But after just three years in the NFL, Andre broke his foot and never fully recovered. The end of his athletic career was jarring, leaving Andre reeling to find a new sense of purpose. And so, Andre, always a reader, turned to the written word, trading in playbooks for piles of detective fiction and self-help books. He took off his helmet to get better acquainted with what was inside his head, trading in the football for a pen.
His journey began with several screenplays written off as “too literary,” and then stumbled along with six years worth of stubborn draft manuscripts wrung to death in writing classes. Finally, and with financial support from The NFL Players Trust and The NFL Player Care Foundation, Andre signed up to get his MFA in Creative Writing at Antioch University, focusing on hard-boiled detective stories. Although his athletic career was a distant memory, his body was still full of the aches and pains that, although insufferable, paved the way for his life as a writer of his beloved hard-boiled detective fiction.
The open-endedness of Antioch allowed Andre to dedicate himself fully to everything hard-boiled. In just two years, he became a scholar who, like a mad genius, departs on expert tangents about the language cannon of pulp fiction or the innovation in the literary craft of Dashiell Hammett.
Taking cues from Hammett’s revolutionary ways, Andre aspires to likewise innovate the conventions of the form in his first book, Allegory of a Cage. He keeps some crucial traditions, like describing characters by their cigarette of choice and lighting scenes with sodium street lamps. But in telling this story Andre feels he has to write, he breaks with the genre’s rules in specific and important ways.

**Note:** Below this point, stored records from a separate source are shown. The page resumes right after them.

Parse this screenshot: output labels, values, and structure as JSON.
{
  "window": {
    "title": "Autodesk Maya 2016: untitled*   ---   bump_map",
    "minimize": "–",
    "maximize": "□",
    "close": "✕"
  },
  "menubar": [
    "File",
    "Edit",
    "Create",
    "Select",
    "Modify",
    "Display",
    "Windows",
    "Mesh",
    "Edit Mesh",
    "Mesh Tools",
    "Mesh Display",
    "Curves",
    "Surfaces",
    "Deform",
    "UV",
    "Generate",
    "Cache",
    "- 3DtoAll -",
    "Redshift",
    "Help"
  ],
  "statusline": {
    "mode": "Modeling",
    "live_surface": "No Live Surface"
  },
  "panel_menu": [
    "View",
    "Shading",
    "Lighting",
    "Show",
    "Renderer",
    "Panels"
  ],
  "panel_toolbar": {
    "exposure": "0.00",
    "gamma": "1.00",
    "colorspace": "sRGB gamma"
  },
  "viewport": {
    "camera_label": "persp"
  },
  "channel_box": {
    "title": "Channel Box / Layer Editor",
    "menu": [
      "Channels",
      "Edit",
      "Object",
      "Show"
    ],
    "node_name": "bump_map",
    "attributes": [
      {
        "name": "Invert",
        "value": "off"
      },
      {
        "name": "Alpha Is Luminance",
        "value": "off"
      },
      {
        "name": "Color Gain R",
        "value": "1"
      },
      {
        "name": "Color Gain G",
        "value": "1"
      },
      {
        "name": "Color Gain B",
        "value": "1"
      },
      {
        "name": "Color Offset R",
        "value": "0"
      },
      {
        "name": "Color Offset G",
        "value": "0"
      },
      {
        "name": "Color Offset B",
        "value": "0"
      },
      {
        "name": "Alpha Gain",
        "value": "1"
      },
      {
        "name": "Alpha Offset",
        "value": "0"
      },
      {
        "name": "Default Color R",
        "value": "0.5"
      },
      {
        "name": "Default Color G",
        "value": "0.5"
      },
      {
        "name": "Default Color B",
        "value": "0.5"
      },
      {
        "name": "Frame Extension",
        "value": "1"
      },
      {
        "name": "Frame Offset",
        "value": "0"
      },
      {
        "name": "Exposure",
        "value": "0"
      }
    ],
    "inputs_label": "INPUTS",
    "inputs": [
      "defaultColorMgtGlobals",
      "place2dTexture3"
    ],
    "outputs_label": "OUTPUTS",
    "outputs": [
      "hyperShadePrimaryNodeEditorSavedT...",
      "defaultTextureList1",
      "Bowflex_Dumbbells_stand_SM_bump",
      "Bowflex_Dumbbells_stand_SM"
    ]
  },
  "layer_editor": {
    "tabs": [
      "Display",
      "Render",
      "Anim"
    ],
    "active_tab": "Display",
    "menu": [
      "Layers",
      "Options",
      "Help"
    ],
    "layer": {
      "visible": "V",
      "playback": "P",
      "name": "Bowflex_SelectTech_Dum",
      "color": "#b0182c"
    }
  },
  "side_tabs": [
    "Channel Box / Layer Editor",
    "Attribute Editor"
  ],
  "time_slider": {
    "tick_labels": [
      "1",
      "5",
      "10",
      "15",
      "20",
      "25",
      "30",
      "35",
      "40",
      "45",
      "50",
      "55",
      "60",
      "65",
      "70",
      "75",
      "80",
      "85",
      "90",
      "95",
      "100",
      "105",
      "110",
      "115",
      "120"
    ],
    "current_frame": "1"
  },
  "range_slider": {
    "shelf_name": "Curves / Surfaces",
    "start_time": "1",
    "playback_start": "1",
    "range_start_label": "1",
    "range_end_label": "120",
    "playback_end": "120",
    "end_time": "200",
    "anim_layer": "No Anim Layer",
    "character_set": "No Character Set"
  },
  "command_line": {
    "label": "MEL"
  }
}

For one, his lead character, Coltrane, is not poor, as are most detectives of the page. For another, Coltrane wasn’t trained to be a fixer by the military or police, like most detectives of lore. Rather he was prepared and toughened by the streets. But the biggest divergence is found in point of view.
“The biggest break from convention is the story being told through a black character, one who recognizes whiteness,” Andre says. “He sees it and he gets it and he comments on it throughout the story.
Coltrane offers “an astute observation about the African American experience that aspires to actually cross the line and enter into that world, by which I mean the white world. Our goal is assimilation—to have brand names and to move out of the hood and into ‘that’ world. But what Coltrane is figuring out is that that’s not really it… there’s gotta be something else.”
Which is to say that writing Allegory of a Cage was as much a literary expedition as it was a personal one for Andre, the making of the book hovering somewhere in between his life and that of the fictional Coltrane’s. Andre’s not shy about imbuing his character with his own experiences and insights, explaining that Coltrane’s suspicions of the white world are vital for the author too, who often feels unseen—an invisibility which is its own kind of cage.
But, in recognizing that he was not as free as he thought he was, Andre, alongside his characters, finds the opportunity to consider ‘freedom’ head on. In asking “what would freedom be,” he and Coltrane are finding it together, one step at a time.